Fait à Francfort-sur-le-Main, le 11 avril 2018.

Le président de la BCE

Mario DRAGHI


(1)  COM(2017) 827 final.

(2)  Voir point 8 de l’avis CON/2011/24. Tous les avis de la BCE sont publiés sur le site internet de la BCE à l’adresse suivante: www.ecb.europa.eu

(3)  Voir «Compléter l’Union économique et monétaire européenne», Commission européenne, rapport de Jean-Claude Juncker, en collaboration étroite avec Donald Tusk, Jeroen Dijsselbloem, Mario Draghi et Martin Schulz, 22 juin 2015, disponible sur le site internet de la Commission à l’adresse suivante: www.ec.europa.eu

(4)  Voir arrêt de la Cour du 14 décembre 1971, Commission des Communautés européennes/République française, C-7/71, ECLI:EU:C:1971:121, point 20; avis de la Cour du 10 avril 1992, C-1/92, ECLI:EU:C:1992:189, point 41; arrêt de la Cour du 27 novembre 2012, Thomas Pringle/Governement of Ireland, C-370/12, ECLI:EU:C:2012:756, point 158.

(5)  Voir point 6 de l’avis CON/2011/24.

(6)  Voir arrêt Pringle, C-370/12.

(7)  Voir arrêt Pringle, C-370/12, point 161.

(8)  Voir arrêt Pringle, C-370/12, point 165. Voir également point 150 des conclusions de l’avocat général Cruz Villalón présentées le 14 janvier 2015 dans l’affaire C-62/14, Peter Gauweiler e.a./Deutscher Bundestag, ECLI:EU:C:2015:7.

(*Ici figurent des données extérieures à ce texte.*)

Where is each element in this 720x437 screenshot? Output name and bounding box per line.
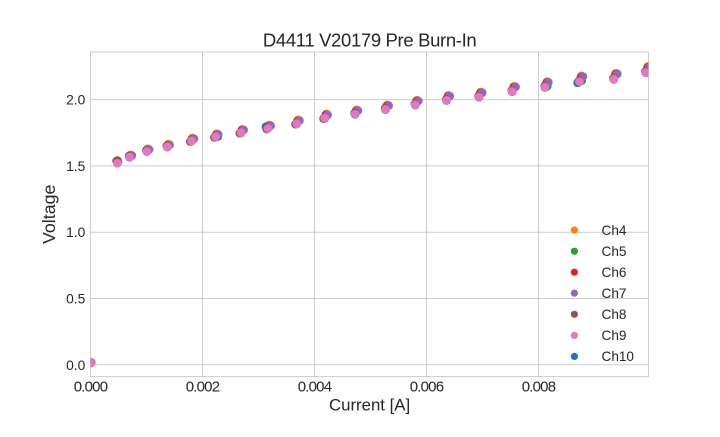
svg-text:Ch10: Ch10 xyxy=(602,349,635,364)
svg-text:Ch7: Ch7 xyxy=(602,286,627,301)
svg-text:Voltage: Voltage xyxy=(39,185,59,244)
svg-text:Ch6: Ch6 xyxy=(602,265,627,280)
svg-text:D4411 V20179 Pre Burn-In: D4411 V20179 Pre Burn-In xyxy=(263,30,476,51)
svg-text:Ch5: Ch5 xyxy=(602,244,627,259)
svg-text:0.0: 0.0 xyxy=(66,358,86,373)
svg-text:Ch4: Ch4 xyxy=(602,223,627,238)
svg-text:0.000: 0.000 xyxy=(74,379,108,396)
svg-text:Ch8: Ch8 xyxy=(602,307,627,322)
svg-text:2.0: 2.0 xyxy=(66,93,86,108)
svg-text:0.5: 0.5 xyxy=(66,292,86,307)
svg-text:0.002: 0.002 xyxy=(186,379,220,396)
svg-text:Current [A]: Current [A] xyxy=(329,396,410,415)
svg-text:1.0: 1.0 xyxy=(66,225,86,240)
svg-text:Ch9: Ch9 xyxy=(602,328,627,343)
svg-text:0.008: 0.008 xyxy=(522,379,556,396)
svg-text:0.006: 0.006 xyxy=(410,379,444,396)
svg-text:1.5: 1.5 xyxy=(66,159,86,174)
svg-text:0.004: 0.004 xyxy=(298,379,332,396)
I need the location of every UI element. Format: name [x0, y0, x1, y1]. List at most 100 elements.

(9)  Règlement (UE) no 1024/2013 du Conseil du 15 octobre 2013 confiant à la Banque centrale européenne des missions spécifiques ayant trait aux politiques en matière de surveillance prudentielle des établissements de crédit (JO L 287 du 29.10.2013, p. 63).

(10)  Arrêt du Tribunal du 16 mai 2017, Landeskreditbank Baden-Württemberg - Förderbank/Banque centrale européenne, T-122/15, ECLI:EU:T:2017:337, point 63.

(11)  Règlement (UE) no 806/2014 du Parlement européen et du Conseil du 15 juillet 2014 établissant des règles et une procédure uniformes pour la résolution des établissements de crédit et de certaines entreprises d’investissement dans le cadre d’un mécanisme de résolution unique et d’un Fonds de résolution bancaire unique, et modifiant le règlement (UE) no 1093/2010 (JO L 225 du 30.7.2014, p. 1).

(12)  Voir point 2.8 de l’avis CON/2013/76.

(13)  Voir point 2.8 de l’avis CON/2013/76.

(14)  Article 3, paragraphe 4, du règlement proposé, et articles 22 et 23 de l’annexe du règlement proposé.

(15)  Article 22, paragraphe 7, et article 23, paragraphe 1, de l’annexe du règlement proposé.

(16)  Voir point 60 de l’arrêt Pringle, C-370/12.

(17)  Voir point 56 de l’arrêt Pringle, C-370/12.

(18)  Voir article I, points i), ii), iii) et v) des statuts du Fonds monétaire international.